The author has been described by News Ltd as an "iconoclast", "Svengali", a pollie's "economist muse", and "pungently accurate". Fairfax says he is a "Renaissance man" and "one of Australia’s most respected analysts." Stephen Koukoulas concludes that he is "85% right", and "would make a great Opposition leader." Terry McCrann claims the author thinks "‘nuance’ is a trendy village in the south of France", but can be "scintillating" when he thinks "clearly". The ACTU reckons he’s "an enigma wrapped in a Bloomberg terminal, wrapped in some apparently well-honed abs."

Monday, August 22, 2011

More on the fiscalisation of monetary policy: Trichet's legacy

I have been banging on about this for some time now. It is what makes the senior folks inside the RBA especially nervous. Think the politicisation of central banking. From the Financial Times:

"But in Germany, Mr Trichet is already “the central banker who went too far”. These days, he gets an atrocious press in the eurozone’s largest economy. An editorial in the Frankfurter Allgemeine Zeitung last week accused him of turning the ECB into the EBB, the European bad bank, with mountains of dubious assets on its books, including €45bn of Greek bonds.

Germans – including the Bundesbank, which opposed bond purchases – fear the ECB has strayed dangerously far into fiscal policy, compromising its task of ensuring sound money. The ECB had become a minion of the politicians, the FAZ complained.


Risks on the ECB’s balance sheet have certainly escalated, and an ignominious recapitalisation might become necessary. Still, it is hard to argue convincingly that Mr Trichet is a pushover for politicians.

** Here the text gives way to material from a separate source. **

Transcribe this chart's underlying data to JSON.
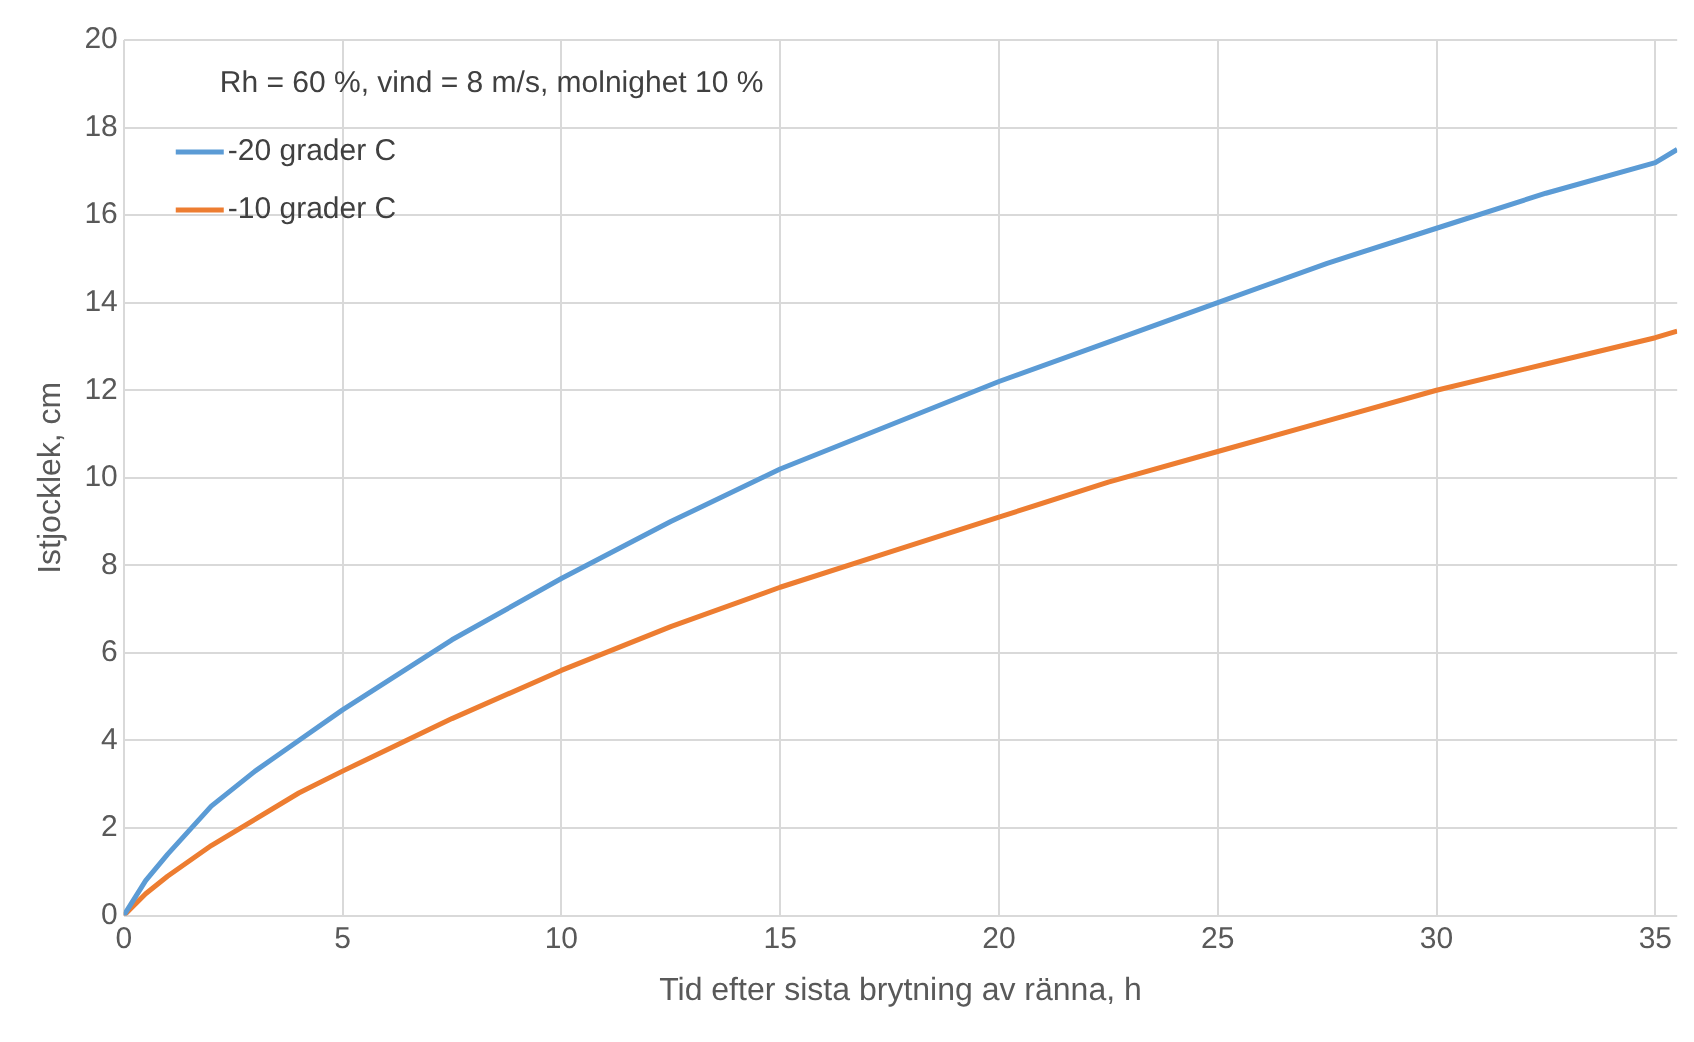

A better-targeted criticism would be that he is “the central banker who became a law unto himself”. Earlier this month, Mr Trichet – and Italy’s Mario Draghi, who will succeed him – dictated to Silvio Berlusconi the emergency fiscal steps Rome would have to take before the ECB would start buying the country’s bonds. Last year, Ireland was forced into a bail-out after the ECB threatened to cut off life-saving liquidity to its banks. Rarely has an independent central bank held such leverage over democratically elected governments."